Well if most of the captures programs only use MPEG2/MPEG4 etc to capture (lossy) then there's not much you can do about it. I guess the problems I'm having with Virtualdub and the other programs is down to the drivers not recognising the capture device. My ideal would be a desktop PC with a proper capture card, but I don't have much space for that, and the laptop I have is perfectly capable of capturing (when the capture program actually works). I did try OBS Studio again and just used to composite cables (no scart connector used) connected the capture device and into the back of the VCR, and I did get a signal which I couldn't get before, but for some reason the bottom half the frame was cropped quite abit.
 

tich77

Active Member
Well if most of the captures programs only use MPEG2/MPEG4 etc to capture (lossy) then there's not much you can do about it. I guess the problems I'm having with Virtualdub and the other programs is down to the drivers not recognising the capture device. My ideal would be a desktop PC with a proper capture card, but I don't have much space for that, and the laptop I have is perfectly capable of capturing (when the capture program actually works). I did try OBS Studio again and just used to composite cables (no scart connector used) connected the capture device and into the back of the VCR, and I did get a signal which I couldn't get before, but for some reason the bottom half the frame was cropped quite abit.

Where do you get this "most of the capture programs only use mpg/mp4" from? What you mean is "the freeware/cheap software I use only seems to give me the option capture in..."

You "guess the problem...." the key word there is "guess". The problem could be driver related, it could be because you have configured the VCR to output s-video but have configured the capture device to use composite - or vice-versa - or configured cables wrongly or any one of half a dozen other reasons.

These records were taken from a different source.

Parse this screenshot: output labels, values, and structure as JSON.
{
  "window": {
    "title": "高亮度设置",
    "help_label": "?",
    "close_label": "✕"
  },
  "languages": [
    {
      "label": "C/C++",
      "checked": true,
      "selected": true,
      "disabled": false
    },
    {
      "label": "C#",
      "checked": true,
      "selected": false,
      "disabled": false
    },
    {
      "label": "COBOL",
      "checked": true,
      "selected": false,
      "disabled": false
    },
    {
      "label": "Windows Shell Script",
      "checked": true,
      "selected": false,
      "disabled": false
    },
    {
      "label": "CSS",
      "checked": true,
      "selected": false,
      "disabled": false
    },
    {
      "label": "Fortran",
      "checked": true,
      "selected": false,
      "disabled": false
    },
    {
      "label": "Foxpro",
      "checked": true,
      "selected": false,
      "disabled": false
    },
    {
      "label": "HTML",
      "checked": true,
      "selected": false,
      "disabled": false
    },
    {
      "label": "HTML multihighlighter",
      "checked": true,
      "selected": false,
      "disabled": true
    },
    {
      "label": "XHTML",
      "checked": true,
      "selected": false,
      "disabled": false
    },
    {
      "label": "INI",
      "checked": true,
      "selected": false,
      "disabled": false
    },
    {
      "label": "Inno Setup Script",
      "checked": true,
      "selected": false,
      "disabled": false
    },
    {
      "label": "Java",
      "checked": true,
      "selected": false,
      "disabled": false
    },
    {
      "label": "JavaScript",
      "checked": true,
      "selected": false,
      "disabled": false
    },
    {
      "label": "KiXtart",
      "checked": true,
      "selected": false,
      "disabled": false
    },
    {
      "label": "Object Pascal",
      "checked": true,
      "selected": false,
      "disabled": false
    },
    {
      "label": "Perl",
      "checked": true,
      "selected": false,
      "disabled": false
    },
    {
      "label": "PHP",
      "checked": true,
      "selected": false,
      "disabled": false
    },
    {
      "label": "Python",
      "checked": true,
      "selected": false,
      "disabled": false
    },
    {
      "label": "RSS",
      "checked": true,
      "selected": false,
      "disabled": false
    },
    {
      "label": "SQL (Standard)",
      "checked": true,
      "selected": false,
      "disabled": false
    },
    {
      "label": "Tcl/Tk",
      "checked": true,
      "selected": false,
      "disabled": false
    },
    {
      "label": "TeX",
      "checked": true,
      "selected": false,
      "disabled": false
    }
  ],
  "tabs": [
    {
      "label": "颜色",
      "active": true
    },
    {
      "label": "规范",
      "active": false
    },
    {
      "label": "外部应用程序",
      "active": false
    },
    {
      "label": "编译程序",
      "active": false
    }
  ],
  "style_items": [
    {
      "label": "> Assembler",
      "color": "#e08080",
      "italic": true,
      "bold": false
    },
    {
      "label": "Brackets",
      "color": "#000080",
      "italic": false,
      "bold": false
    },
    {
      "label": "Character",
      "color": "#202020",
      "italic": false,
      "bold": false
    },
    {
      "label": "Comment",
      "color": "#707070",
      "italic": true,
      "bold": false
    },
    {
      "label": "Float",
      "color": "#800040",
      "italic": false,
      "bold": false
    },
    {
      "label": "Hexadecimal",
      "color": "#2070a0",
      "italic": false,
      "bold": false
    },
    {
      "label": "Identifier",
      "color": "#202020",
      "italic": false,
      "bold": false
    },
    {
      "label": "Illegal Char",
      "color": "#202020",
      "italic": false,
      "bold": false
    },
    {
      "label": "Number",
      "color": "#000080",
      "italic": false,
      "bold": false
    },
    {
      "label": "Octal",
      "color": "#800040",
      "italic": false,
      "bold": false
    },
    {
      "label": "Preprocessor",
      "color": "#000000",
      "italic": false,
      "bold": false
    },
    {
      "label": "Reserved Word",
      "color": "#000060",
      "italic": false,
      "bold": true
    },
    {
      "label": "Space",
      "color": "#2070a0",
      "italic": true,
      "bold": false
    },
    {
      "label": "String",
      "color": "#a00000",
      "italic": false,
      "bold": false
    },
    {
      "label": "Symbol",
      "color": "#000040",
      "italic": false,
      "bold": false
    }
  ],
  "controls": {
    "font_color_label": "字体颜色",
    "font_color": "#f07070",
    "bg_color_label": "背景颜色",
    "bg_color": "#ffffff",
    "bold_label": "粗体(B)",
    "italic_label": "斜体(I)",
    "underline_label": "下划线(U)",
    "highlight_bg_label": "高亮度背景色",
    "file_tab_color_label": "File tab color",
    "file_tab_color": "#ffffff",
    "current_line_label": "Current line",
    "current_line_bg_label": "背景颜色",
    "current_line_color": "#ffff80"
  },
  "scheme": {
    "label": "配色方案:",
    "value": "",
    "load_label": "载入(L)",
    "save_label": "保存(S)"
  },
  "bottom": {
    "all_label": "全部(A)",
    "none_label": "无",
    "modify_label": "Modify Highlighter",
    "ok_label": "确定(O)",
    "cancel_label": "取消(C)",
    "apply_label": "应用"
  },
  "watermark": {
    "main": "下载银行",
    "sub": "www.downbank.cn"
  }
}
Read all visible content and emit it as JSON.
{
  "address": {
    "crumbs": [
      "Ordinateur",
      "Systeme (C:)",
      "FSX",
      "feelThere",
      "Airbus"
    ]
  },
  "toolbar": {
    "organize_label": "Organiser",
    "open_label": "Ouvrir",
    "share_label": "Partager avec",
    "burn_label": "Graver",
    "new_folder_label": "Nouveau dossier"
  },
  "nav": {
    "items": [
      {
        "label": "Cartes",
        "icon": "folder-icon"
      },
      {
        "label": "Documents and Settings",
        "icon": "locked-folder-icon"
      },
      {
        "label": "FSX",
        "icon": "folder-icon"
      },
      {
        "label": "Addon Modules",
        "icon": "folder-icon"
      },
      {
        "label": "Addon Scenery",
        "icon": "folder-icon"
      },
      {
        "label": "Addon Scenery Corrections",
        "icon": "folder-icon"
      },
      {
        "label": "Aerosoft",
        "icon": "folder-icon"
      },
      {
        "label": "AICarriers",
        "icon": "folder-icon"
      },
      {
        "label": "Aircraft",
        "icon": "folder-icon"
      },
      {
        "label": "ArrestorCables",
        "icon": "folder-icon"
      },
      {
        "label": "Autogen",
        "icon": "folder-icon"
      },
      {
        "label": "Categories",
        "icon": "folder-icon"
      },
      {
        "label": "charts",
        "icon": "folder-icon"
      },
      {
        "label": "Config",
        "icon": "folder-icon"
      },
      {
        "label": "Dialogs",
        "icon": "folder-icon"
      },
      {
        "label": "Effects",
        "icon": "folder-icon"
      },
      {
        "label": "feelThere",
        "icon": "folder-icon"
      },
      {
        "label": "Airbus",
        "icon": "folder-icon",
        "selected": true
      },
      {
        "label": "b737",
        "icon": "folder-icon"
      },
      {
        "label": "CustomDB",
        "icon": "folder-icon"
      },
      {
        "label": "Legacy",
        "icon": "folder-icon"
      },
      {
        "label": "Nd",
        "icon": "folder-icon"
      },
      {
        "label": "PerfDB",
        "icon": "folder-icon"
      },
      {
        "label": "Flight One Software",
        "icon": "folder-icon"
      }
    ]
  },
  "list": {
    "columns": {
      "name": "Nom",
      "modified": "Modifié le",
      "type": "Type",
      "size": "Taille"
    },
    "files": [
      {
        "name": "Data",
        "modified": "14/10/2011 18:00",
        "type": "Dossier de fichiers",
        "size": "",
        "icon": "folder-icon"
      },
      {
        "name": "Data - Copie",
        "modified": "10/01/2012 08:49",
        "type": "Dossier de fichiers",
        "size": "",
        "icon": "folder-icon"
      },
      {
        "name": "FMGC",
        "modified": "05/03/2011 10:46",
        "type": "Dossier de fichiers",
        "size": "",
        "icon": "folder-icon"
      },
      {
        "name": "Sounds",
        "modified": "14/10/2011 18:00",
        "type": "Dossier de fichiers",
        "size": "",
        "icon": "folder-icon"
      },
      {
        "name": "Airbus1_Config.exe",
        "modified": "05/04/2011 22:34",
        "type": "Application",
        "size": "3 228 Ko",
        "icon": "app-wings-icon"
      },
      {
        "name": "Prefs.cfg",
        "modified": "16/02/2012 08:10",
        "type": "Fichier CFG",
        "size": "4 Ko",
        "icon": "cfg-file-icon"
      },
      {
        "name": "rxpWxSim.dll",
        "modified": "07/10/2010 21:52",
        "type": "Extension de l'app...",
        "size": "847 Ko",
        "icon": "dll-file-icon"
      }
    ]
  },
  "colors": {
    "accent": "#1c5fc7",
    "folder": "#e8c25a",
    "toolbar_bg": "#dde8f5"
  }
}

Or because it is a cheap and cheerful USB device.

Composite video is the worst video output source you can capture from. If you can use s-video all the way through, confirming that VCR is set to use s-video, capture device uses s-video, you will get better results.
 

tich77

Active Member
I basically just want to back them onto different media, one of them being DVD which alot of people still use especially to watch films. I have an external HDD which the files will also be stored on, but I'm not taking any chances of backing them up only on a HDD. Plus with a DVD I can play on any DVD play whether it's old or new. Alot of older TVs do have a USB port for (supposedly) being able to connect an external device or HDD, but the ones I've tested that are over 5 years old, don't seem to recognise anything plugged into the port. I have an older Sharp TV that is like this that I got off a relative. No idea what the USB port is supposed to be for if it doesn't do anything, maybe it's for a SKY box or something.

"No idea what the USB port is supposed to be for if it doesn't do anything, maybe it's for a SKY box or something."

Yes it does do something. I have never had a problem attaching a HD or pendrive to a TV, even a 10ye old Panny plasma, and it not being detected and playing back files. Have you tried diagnosing what the issue is: drive size? volume size? disk format? RTFM and google are you friends here.